Die Reise nach London
Christophers Entscheidung, seine Mutter in London zu suchen, ist ein mutiger Schritt. Diese Reise ist eine große Herausforderung für ihn, da er sich in einer fremden und überwältigenden Umgebung zurechtfinden muss. Er muss seine Ängste überwinden und seine Fähigkeiten einsetzen, um sich zu orientieren und Gefahren zu erkennen.
Die Reise nach London ist nicht nur ein physischer Trip, sondern auch eine metaphorische Reise in Christophers eigenes Inneres. Er lernt, selbstständiger zu werden und seine eigenen Entscheidungen zu treffen. Er beweist, dass er trotz seiner Schwierigkeiten in der Lage ist, große Herausforderungen zu meistern.

Mathematik als Zuflucht
Mathematik ist für Christopher nicht nur ein Schulfach, sondern eine Zuflucht und ein Anker in einer chaotischen Welt. Zahlen und logische Zusammenhänge geben ihm Sicherheit und Struktur. Er ist außergewöhnlich begabt in Mathematik und löst komplexe Probleme mit Leichtigkeit.
Mathematische Aufgaben dienen auch als Metapher für Christophers Denkweise. Er versucht, die Welt um ihn herum in logische Muster und Regeln zu pressen, um sie zu verstehen. Dies hilft ihm, mit seinen Ängsten und Unsicherheiten umzugehen.

Die Botschaft des Romans
"Supergute Tage oder Die sonderbare Welt des Christopher Boone" ist ein Roman, der zum Nachdenken anregt. Er fordert uns auf, unsere eigenen Vorurteile gegenüber Menschen mit Behinderungen zu hinterfragen und ihre einzigartigen Perspektiven wertzuschätzen. Der Roman zeigt, dass Autismus nicht nur eine Einschränkung ist, sondern auch Stärken und besondere Fähigkeiten mit sich bringen kann.

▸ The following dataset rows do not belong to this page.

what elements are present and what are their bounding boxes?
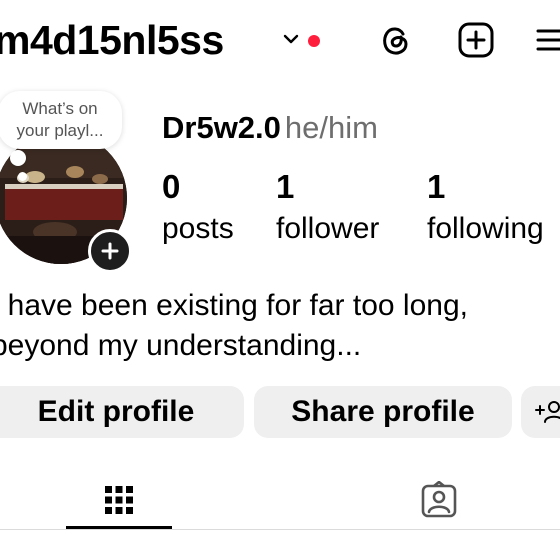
posts-count: 0 [162,168,181,205]
posts-label: posts [162,212,234,245]
note-bubble[interactable]: What’s on your playl... [0,91,122,149]
add-story-button[interactable] [88,229,132,273]
following-label[interactable]: following [427,210,544,248]
notification-dot [308,35,320,47]
share-profile-label: Share profile [291,395,475,428]
menu-button[interactable] [532,20,560,60]
plus-icon [101,242,119,260]
display-name-text: Dr5w2.0 [162,110,281,145]
edit-profile-label: Edit profile [37,395,195,428]
profile-bio: I have been existing for far too long, b… [0,289,468,362]
followers-label[interactable]: follower [276,210,379,248]
display-name: Dr5w2.0 he/him [162,110,378,146]
discover-people-button[interactable] [521,386,560,438]
edit-profile-button[interactable]: Edit profile [0,386,244,438]
tab-posts-grid[interactable] [66,470,172,530]
threads-button[interactable] [376,20,416,60]
profile-username[interactable]: m4d15nl5ss [0,14,224,66]
note-bubble-tail-small [18,172,27,181]
add-person-icon [535,401,560,423]
menu-icon [536,29,560,51]
chevron-down-icon[interactable] [282,30,300,48]
followers-count[interactable]: 1 [276,168,294,206]
threads-icon [383,27,408,55]
share-profile-button[interactable]: Share profile [254,386,512,438]
tab-divider [0,529,560,530]
pronouns: he/him [284,110,378,145]
tagged-person-icon [421,481,457,518]
grid-icon [105,486,133,514]
tab-tagged[interactable] [386,470,492,530]
create-button[interactable] [456,20,496,60]
following-count[interactable]: 1 [427,168,445,206]
create-plus-icon [458,22,494,58]
note-bubble-tail [10,150,26,166]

Darüber hinaus ist der Roman eine Geschichte über Familie, Vertrauen und die Suche nach der eigenen Identität. Er zeigt, dass es möglich ist, Hindernisse zu überwinden und seine eigenen Ziele zu erreichen, auch wenn der Weg dorthin steinig ist.
Indem wir uns in die Welt von Christopher Boone hineinversetzen, lernen wir, die Welt mit anderen Augen zu sehen und die Vielfalt der menschlichen Erfahrung zu schätzen. Lassen Sie uns diesen Roman als Anstoß nehmen, um inklusiver und verständnisvoller gegenüber Menschen mit Autismus und anderen besonderen Bedürfnissen zu sein. Es liegt an uns, eine Gesellschaft zu schaffen, in der jeder Mensch die Möglichkeit hat, sein volles Potenzial zu entfalten.